Who Are the Long-Term Winners?
Goldman Sachs has constructed a three-dimensional competitive positioning framework, using quantitative metrics to assess each player's probability of long-term success, with the core formula being: ARR scale × gross margin advantage + financial strength.
The Pricing Power dimension examines launch speed (compared to previous generation and similar-tier models), LMArena arena scores (based on large-scale blind user evaluations), and blended price per million tokens.
The Cost Advantage dimension examines throughput (tokens per second), cache hit rate, parameter activation ratio, and inference gross margin.
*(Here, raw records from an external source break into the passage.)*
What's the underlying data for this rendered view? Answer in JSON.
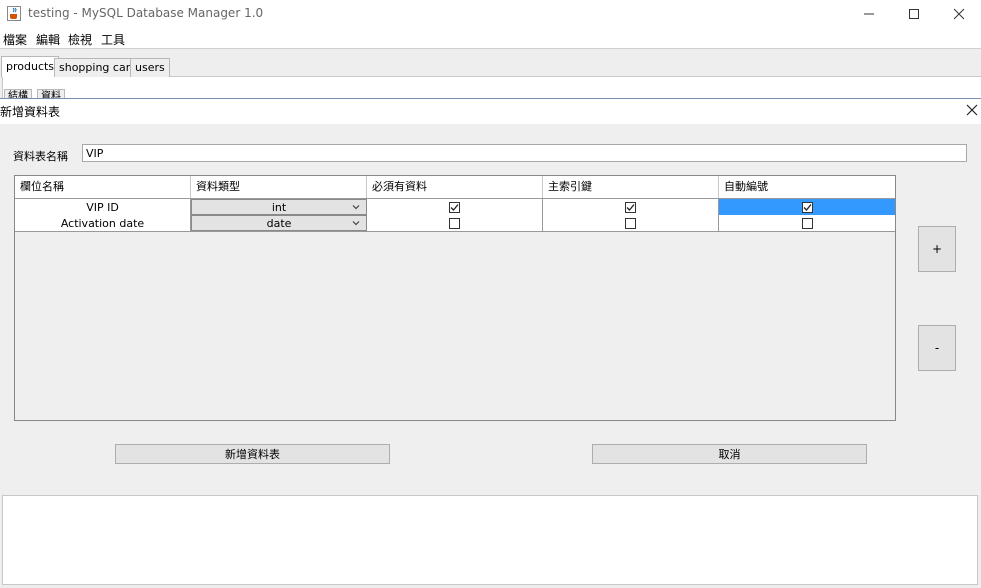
{
  "window": {
    "title": "testing - MySQL Database Manager 1.0",
    "app_icon": "java-cup-icon"
  },
  "menubar": {
    "items": [
      "檔案",
      "編輯",
      "檢視",
      "工具"
    ]
  },
  "tabs": [
    {
      "label": "products",
      "active": true
    },
    {
      "label": "shopping cart",
      "active": false
    },
    {
      "label": "users",
      "active": false
    }
  ],
  "subtabs": [
    "結構",
    "資料"
  ],
  "dialog": {
    "title": "新增資料表",
    "table_name_label": "資料表名稱",
    "table_name_value": "VIP",
    "columns": [
      "欄位名稱",
      "資料類型",
      "必須有資料",
      "主索引鍵",
      "自動編號"
    ],
    "rows": [
      {
        "name": "VIP ID",
        "type": "int",
        "not_null": true,
        "primary_key": true,
        "auto_increment": true
      },
      {
        "name": "Activation date",
        "type": "date",
        "not_null": false,
        "primary_key": false,
        "auto_increment": false
      }
    ],
    "add_row_label": "+",
    "remove_row_label": "-",
    "create_button": "新增資料表",
    "cancel_button": "取消"
  },
  "colors": {
    "selection": "#3399ff",
    "dialog_bg": "#efefef",
    "button_bg": "#e3e3e3"
  }
}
The Financial Strength dimension examines cash on hand, net cash as a percentage of total assets, and valuation multiples.
In the field of foundational text models, Goldman Sachs identifies Zhipu (initial coverage, Neutral rating, target valuation $110 billion) and DeepSeek (not listed) as having the strongest positioning, with both excelling in pricing power and cost advantage. The aggregate implied valuation of independent AI model companies exceeds $200 billion.
In the field of multimodal/video generation, ByteDance leads with Seedance. According to LatePost and 36Kr, Seedance has a gross margin as high as 70%, and its ARR run rate has already exceeded $2 billion. Kuaishou's Keling and MiniMax's Hailuo/upcoming H3 models are also viewed favorably by Goldman Sachs, expected to benefit in the second half of 2026 from breakthroughs in the integration of video generation and LLMs, as well as healthy pricing due to tight supply.
Goldman Sachs maintains its Buy rating on MiniMax with a target price of HK$860, citing that its M3 model is positioned in the ARR-maximizing quadrant with high token volume and attractive pricing, and its current valuation is only 13x its projected end-of-2026 ARR, representing a clear discount compared to valuation multiples of Chinese and global peers, resulting in a risk-reward profile skewed to the upside.